FDA receives some criticism on new animal drug approval procedures

Comments have started to come in on a request from the U.S. Food and Drug Administration (FDA) for ways to address unapproved animal drugs.

The FDA published a notice in the Federal Register, saying it wants to find ways in which it can make more drugs available legally to veterinarians and pet owners.

According to the notice, the agency is willing to consider avenues not only within its existing regulatory framework, but also new ideas on how to make certain drugs legally available. The FDA will also look at using "enforcement discretion," in other words, they will not shut down a company for selling an unapproved drug if that drug is essential to an animals health.

So far the comments received have been limited. Two organizations, the American Veterinary Medical Association (AVMA) and the Animal Health Institute have requested an additional sixty days to consider the FDAs request.

An FDA Center for Veterinary Medicine (CVM) spokeswoman said the FDA does not have a backlog on new animal drug applications, so that is not the reason for the agencys request. Two laws, the Animal Drug User Fee Act (ADUFA) and the Animal Generic Drug User Fee Act (AGDUFA), established a framework by which drug manufacturers contribute funds to supplement appropriations for drug review, according to the FDA.

"The funding is tied to CVM meeting specific performance goals that ensure timely and efficient scientific evaluation of the safety and effectiveness of new animal drugs, said Laura Alvey,
deputy director of communications for the CVM. "Under these programs, any backlog of submissions was eliminated and CVM consistently meets or exceeds the performance goals, including the timely review of new animal drug applications."

In the four year period of 2006-2009, the CVM approved about 120 new animal drug applications, Alvey said. The 2010 report will show about 20 more approvals for the past year, she said.

Alvey said the purpose of the FDAs request is to look for alternative approaches to the new animal drug approval process, not to revise the process.

However, two veterinarians who weighed in on the issue thought the process might need revision.

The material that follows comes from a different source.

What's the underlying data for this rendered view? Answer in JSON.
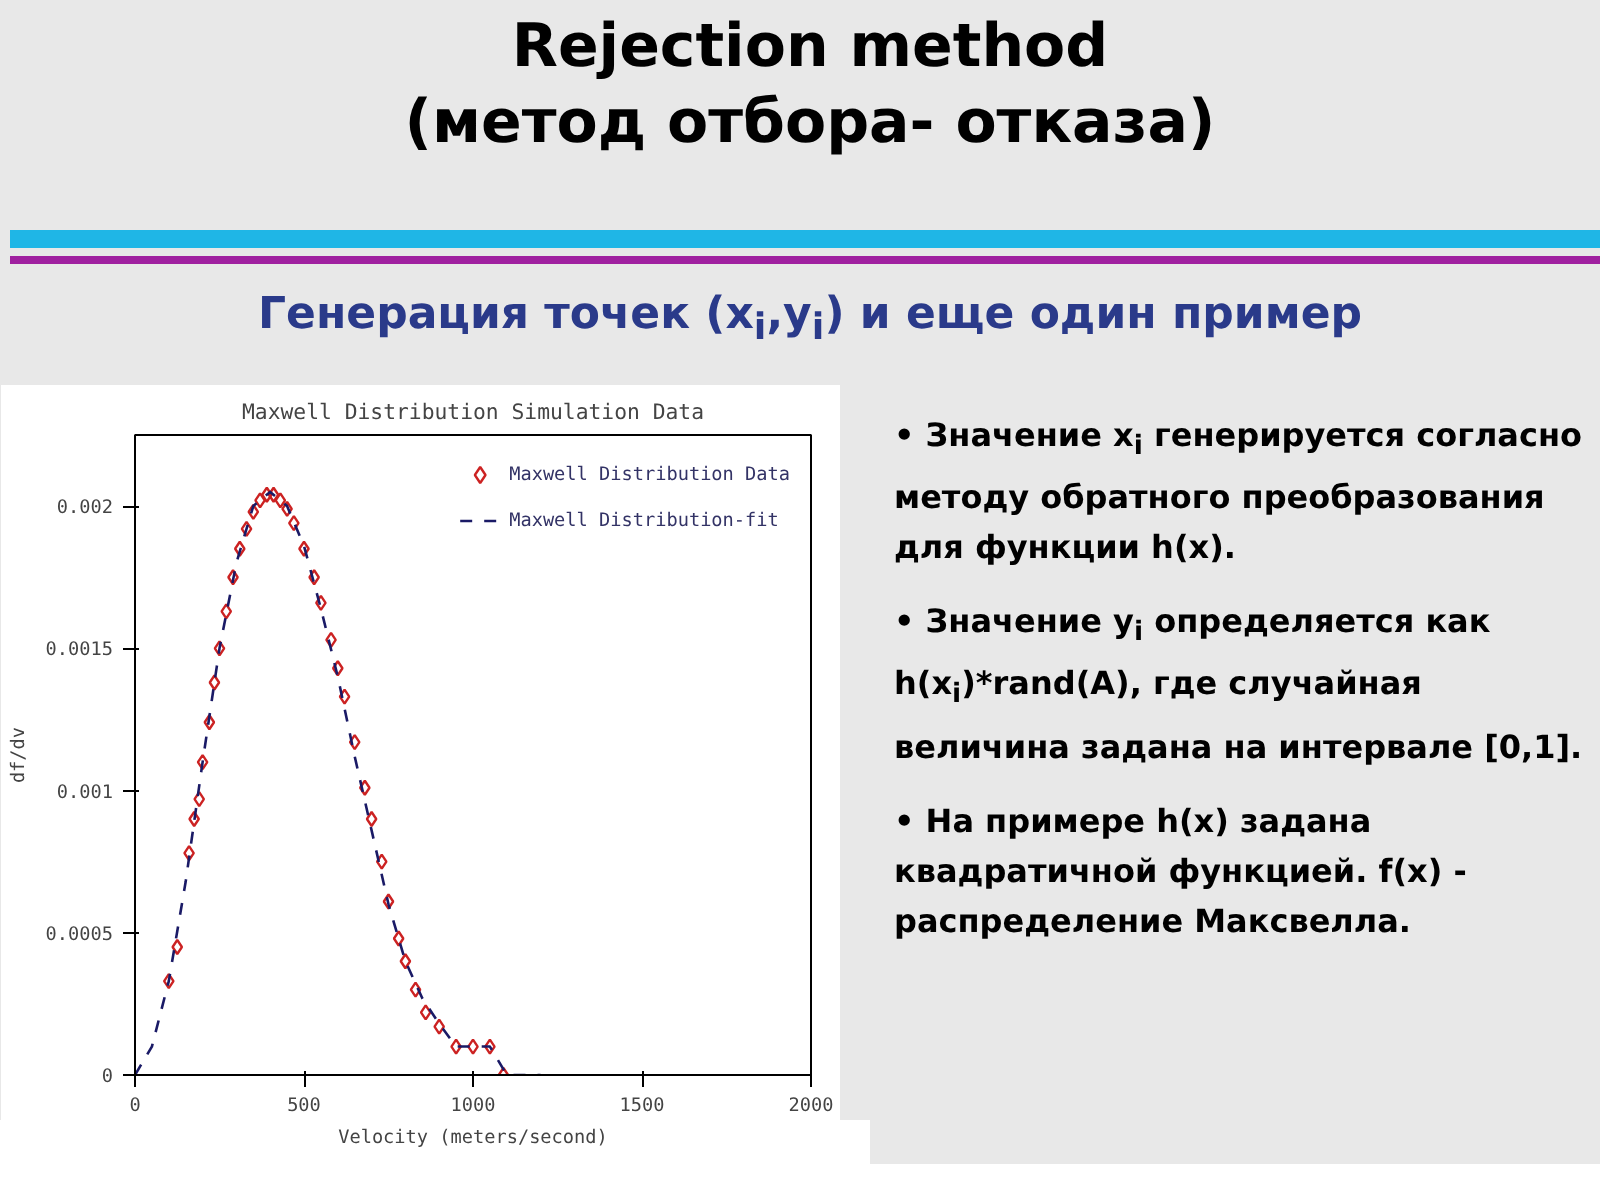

"Here is the reason that many medical drugs that veterinarians use are ‘off label,’" wrote Sharon Sprouse, DVM, owner of Penasquitos Pet Clinic in San Diego, Calif. "The companies that manufacturer such medications often do so for human use. These companies, according to FDA rules, have to do research on their products for each species on which it might be used. This is very expensive. Many of these companies consider Veterinary Medicine a "vertical market" which to the companies means they wont recoup all the money they spend researching their product for each species of animal it is to be used on. So they dont do the research needed."

George Danner, DVM, of the Maine Conservation Medicine Center, said that he developed a fish anesthetic from several ingredients that are used as flavorings in human foods and are generally recognized as safe (GRAS). However, Danner said he will be required to perform toxicity testing on the anesthetic.

"Please create consistency in the manner in which GRAS substances can be utilized," Danner wrote. "It is not right that they can be used without disclosure as a flavoring substance, but not used at all as active ingredients without millions of dollars in toxicity testing. If a GRAS substance can be used as a flavoring ingredient at a given PPM in a pharmaceutical preparation then it should also be able to be used as the active ingredient up to that same PPM. That would provide logic and consistency in the FDA regulation."